Nearly 700 Christian homes have been rebuilt by Open Doors and its partners in the Nineveh Plains of Iraq following years of genocide and destruction committed by the Islamic State.
Over three-and-a-half years ago, IS jihadis forced Christians and other religious minorities in the region to choose either to convert to Islam, pay a hefty tax to keep their faith, or be killed. In the midst of these life-threatening circumstances, hundreds of thousands of believers decided to flee their homes and seek refuge in neighboring countries or in the Kurdish north.
But now that the city of Mosul and surrounding Nineveh Plains have been liberated for months, members of the Christian community are slowly rebuilding their homes after they were trashed and desecrated by the brutal terrorist group.
Although resettling Christians haven't received much aid to date from foreign governments, some have benefited from the help of international humanitarian groups in restoring their once beloved homes.
Open Doors, a Christian ministry that operates in over 60 countries worldwide, recently announced that at least 678 homes have been restored in the Nineveh Plains because of their and their partners' efforts.
Open Doors and its local partners have helped to rebuild 286 houses in Qaraqosh, a town that was once the biggest Christian town in Iraq.
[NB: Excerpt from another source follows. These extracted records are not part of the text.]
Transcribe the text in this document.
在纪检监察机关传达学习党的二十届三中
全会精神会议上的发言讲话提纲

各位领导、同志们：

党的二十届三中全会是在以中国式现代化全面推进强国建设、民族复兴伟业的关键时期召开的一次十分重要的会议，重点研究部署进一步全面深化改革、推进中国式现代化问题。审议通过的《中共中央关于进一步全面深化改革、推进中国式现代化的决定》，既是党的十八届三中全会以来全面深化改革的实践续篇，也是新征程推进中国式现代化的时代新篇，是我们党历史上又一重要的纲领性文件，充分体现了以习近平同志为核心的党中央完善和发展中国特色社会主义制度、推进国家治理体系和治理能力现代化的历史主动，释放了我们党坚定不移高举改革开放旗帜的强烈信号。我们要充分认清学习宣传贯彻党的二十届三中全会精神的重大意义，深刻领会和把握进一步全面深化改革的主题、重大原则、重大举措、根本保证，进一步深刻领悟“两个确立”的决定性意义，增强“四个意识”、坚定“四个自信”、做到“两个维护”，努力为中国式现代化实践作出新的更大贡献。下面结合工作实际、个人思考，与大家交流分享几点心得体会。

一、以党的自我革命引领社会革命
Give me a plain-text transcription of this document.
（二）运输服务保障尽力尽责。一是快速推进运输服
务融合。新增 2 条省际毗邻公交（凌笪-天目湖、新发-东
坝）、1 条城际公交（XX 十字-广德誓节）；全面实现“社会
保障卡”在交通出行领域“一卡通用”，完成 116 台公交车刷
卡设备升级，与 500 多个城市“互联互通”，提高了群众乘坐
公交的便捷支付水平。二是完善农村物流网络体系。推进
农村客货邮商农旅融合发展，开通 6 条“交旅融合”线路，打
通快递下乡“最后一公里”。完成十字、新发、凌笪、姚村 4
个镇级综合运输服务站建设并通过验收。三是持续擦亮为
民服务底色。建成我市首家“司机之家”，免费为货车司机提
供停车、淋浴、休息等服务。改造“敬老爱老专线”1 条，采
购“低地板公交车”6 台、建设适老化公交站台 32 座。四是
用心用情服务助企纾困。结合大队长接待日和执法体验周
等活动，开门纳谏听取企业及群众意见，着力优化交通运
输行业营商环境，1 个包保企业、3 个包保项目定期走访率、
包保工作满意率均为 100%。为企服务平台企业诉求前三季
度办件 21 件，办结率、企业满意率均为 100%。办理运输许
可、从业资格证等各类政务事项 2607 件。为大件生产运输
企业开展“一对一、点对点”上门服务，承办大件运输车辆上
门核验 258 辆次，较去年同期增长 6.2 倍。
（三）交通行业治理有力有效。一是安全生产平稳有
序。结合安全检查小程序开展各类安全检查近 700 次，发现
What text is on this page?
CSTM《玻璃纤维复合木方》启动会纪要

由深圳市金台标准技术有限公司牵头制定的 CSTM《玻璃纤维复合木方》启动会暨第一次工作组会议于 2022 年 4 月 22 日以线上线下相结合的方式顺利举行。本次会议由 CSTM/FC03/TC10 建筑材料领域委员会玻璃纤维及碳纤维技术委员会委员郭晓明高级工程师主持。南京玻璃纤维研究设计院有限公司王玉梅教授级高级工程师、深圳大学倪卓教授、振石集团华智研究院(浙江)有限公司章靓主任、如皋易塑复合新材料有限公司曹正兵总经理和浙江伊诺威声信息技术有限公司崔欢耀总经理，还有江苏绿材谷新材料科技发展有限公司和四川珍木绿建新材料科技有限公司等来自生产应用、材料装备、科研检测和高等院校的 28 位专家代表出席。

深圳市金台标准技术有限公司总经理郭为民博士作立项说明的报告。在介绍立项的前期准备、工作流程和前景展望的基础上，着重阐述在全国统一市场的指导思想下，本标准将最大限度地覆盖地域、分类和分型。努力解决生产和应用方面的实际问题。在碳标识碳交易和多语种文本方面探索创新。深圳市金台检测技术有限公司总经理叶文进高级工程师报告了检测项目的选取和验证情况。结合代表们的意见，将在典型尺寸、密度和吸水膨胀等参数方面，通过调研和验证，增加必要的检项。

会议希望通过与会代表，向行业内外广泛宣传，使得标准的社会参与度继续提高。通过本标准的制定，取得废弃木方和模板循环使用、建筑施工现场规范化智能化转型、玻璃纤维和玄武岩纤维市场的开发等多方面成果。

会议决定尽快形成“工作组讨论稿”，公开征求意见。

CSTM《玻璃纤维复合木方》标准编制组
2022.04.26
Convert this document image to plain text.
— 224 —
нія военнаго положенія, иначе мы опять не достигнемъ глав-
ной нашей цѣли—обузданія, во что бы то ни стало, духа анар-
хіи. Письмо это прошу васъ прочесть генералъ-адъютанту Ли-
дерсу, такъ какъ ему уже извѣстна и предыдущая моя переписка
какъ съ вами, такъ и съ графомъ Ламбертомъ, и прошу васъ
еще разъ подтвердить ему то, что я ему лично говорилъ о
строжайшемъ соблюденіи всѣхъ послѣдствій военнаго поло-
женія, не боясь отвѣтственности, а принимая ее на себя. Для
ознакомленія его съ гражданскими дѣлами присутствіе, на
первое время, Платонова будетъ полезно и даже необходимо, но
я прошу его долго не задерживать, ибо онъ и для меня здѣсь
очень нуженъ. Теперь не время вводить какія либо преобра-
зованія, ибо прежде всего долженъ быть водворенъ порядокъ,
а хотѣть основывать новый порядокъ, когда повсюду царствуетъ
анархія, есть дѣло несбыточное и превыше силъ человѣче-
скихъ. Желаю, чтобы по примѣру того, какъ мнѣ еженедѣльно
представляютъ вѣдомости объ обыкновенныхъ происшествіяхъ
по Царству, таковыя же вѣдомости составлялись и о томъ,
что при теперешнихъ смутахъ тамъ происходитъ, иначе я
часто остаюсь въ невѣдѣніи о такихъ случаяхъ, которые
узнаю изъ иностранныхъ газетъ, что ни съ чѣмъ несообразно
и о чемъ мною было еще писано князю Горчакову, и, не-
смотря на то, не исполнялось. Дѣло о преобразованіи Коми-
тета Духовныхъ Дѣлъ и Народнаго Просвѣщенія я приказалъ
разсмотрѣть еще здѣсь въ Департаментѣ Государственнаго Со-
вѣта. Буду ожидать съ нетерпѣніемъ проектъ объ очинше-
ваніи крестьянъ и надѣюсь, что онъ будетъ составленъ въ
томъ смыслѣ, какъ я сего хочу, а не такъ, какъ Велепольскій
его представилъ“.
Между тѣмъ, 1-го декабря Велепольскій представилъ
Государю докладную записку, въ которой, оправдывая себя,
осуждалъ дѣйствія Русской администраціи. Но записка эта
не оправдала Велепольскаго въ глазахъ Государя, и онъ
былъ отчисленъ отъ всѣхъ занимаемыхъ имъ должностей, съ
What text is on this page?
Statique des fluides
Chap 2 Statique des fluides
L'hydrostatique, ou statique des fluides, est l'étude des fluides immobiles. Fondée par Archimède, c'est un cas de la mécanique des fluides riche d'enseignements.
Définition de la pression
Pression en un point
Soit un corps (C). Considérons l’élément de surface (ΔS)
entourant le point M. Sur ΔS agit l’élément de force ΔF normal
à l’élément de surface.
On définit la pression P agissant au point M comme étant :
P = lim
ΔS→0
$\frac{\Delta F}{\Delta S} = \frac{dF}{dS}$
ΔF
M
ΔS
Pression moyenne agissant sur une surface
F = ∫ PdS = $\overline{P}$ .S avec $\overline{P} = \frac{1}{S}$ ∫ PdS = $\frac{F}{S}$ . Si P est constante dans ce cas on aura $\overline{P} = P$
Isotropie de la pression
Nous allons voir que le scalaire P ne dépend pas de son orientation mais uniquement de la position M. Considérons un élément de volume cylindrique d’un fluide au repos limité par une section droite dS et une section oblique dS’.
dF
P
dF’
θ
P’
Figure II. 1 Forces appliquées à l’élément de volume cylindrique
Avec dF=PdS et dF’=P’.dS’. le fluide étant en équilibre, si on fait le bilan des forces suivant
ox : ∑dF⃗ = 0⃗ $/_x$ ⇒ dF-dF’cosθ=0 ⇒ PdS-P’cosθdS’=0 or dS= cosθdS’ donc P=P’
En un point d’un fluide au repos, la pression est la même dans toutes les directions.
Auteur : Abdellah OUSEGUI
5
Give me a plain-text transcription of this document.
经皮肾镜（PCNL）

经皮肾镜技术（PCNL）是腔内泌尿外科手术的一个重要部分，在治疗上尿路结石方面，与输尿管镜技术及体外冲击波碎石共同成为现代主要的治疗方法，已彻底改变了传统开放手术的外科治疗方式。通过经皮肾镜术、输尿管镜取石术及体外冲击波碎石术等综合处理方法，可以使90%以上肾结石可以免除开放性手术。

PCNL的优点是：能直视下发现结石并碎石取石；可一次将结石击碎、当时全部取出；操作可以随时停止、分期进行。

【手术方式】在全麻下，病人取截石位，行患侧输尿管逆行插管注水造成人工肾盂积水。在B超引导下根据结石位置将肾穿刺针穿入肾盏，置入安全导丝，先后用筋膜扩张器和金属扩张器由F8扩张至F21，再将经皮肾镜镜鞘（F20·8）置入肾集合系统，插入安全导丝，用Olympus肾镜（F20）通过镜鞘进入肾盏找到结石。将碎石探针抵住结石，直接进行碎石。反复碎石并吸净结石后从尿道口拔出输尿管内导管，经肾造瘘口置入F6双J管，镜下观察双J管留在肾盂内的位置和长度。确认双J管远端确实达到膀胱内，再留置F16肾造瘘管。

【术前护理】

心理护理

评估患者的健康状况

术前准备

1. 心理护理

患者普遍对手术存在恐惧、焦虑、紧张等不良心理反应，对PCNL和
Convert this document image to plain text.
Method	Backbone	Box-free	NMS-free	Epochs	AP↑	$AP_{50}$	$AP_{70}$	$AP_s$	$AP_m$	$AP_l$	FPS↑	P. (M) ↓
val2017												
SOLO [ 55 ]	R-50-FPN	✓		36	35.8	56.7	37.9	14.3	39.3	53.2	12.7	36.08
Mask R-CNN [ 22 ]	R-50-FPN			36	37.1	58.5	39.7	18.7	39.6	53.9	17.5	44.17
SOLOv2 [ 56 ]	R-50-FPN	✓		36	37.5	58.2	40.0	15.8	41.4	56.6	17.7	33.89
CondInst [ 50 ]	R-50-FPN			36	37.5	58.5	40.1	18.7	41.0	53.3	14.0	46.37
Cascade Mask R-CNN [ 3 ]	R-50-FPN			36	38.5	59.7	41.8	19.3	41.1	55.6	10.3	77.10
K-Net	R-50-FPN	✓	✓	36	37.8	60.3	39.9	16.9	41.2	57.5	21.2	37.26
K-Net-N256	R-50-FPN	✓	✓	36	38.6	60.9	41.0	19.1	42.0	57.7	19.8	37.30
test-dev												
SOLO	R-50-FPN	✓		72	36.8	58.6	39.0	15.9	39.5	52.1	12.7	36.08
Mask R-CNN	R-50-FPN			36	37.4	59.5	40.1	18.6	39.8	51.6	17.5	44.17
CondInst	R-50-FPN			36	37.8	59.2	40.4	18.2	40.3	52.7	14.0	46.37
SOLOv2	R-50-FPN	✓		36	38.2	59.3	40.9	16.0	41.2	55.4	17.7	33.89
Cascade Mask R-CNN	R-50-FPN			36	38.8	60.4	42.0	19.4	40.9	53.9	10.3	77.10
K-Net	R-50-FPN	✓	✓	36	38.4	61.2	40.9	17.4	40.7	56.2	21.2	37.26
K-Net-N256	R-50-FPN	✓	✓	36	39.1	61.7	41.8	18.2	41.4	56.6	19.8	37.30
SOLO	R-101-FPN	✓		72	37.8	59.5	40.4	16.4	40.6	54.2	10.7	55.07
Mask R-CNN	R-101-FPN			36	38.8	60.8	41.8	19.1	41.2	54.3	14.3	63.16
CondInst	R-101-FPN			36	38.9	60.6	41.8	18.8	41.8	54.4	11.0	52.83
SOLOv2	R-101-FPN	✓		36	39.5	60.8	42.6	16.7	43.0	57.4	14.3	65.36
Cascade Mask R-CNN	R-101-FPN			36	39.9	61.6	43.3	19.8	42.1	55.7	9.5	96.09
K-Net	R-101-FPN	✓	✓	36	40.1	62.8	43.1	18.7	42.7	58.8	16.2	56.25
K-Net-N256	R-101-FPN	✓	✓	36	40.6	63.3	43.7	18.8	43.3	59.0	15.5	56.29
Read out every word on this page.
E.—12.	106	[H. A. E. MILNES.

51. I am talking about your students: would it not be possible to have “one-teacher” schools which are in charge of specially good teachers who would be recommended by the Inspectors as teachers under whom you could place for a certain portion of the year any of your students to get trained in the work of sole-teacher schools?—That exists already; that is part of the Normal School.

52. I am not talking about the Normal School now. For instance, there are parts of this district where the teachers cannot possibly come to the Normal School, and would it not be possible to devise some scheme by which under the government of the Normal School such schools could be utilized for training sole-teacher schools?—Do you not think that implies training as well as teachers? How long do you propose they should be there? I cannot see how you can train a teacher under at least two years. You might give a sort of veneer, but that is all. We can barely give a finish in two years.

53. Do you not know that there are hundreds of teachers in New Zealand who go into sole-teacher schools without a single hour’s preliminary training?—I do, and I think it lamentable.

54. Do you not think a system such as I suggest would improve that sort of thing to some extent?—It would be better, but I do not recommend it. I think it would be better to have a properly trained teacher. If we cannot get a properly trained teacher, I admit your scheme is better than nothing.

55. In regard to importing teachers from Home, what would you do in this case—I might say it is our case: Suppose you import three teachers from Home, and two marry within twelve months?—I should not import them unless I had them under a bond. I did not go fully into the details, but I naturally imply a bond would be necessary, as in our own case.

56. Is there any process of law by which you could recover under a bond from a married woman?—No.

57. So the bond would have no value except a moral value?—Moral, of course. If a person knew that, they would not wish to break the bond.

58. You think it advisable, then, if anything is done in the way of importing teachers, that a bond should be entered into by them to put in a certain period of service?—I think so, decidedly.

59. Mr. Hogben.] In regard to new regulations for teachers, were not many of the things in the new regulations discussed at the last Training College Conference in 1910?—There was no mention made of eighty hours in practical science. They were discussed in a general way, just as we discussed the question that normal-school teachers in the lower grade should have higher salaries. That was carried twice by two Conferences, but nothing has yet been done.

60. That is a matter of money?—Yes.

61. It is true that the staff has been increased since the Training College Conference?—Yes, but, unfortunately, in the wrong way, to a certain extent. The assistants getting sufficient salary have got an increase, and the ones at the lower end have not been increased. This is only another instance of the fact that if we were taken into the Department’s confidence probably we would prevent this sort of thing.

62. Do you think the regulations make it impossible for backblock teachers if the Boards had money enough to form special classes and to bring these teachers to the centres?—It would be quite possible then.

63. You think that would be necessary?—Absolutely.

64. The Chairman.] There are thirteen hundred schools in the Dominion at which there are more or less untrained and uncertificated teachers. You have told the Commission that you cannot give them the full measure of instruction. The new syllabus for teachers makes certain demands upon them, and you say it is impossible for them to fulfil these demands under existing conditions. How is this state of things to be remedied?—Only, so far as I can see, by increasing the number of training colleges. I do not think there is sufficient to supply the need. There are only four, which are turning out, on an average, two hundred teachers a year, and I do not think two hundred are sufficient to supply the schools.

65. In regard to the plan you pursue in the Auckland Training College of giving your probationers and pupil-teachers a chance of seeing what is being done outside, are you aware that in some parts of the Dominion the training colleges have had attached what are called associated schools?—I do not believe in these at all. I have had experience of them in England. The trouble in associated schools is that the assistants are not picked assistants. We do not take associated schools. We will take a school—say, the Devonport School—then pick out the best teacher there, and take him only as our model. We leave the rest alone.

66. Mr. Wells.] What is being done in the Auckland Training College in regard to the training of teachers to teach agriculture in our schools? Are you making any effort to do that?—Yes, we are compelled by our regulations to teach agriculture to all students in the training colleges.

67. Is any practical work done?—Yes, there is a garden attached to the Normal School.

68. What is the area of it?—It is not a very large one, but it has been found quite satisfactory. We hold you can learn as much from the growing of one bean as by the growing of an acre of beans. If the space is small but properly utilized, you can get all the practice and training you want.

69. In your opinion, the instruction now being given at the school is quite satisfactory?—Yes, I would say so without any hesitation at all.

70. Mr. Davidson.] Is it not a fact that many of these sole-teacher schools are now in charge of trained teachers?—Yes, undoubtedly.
"But as the Lord told His people through the prophet Isaiah, God is doing a 'new thing' in Qaraqosh, Iraq's largest Christian city," an Open Doors report states. "Shops and restaurants are open, children go to school, busloads full of students head to Mosul daily for their studies at Mosul University, and increasing numbers of Christians are returning to the Assyrian city more commonly known as Baghdeda."
Additionally, Open Doors and its partners have helped to support the restoration of a total of 392 houses throughout the rest of the Nineveh Plains.
Open Doors says the efforts have resulted in a "new hope for almost 700 families."
The progress being made in Northern Iraq spans beyond what Open Doors has been able to support.
Father George, a Christian leader in Qaraqosh, told Open Doors that as many as 1,054 of 2,658 houses on their list to be repaired were restored by the end of 2017.
Other humanitarian groups, such as Knights of Columbus and Aid to the Church in Need, as well as smaller organizations, have been instrumental in providing support to Christians.
It was reported earlier this week that Aid to the Church in Need, a Catholic organization, has provided about $5 million to support projects that will rebuild and repair an estimated 2,000 Christian homes in Iraq.
Last year, the United States-based Catholic fraternal organization Knights of Columbus launched a campaign that raised about $2 million to support rebuilding of Christians' homes in Karamdes.
The Knights of Columbus campaign was inspired by a $2 million donation from the government of Hungary last year to help restore homes in the Christian town of Telskuf.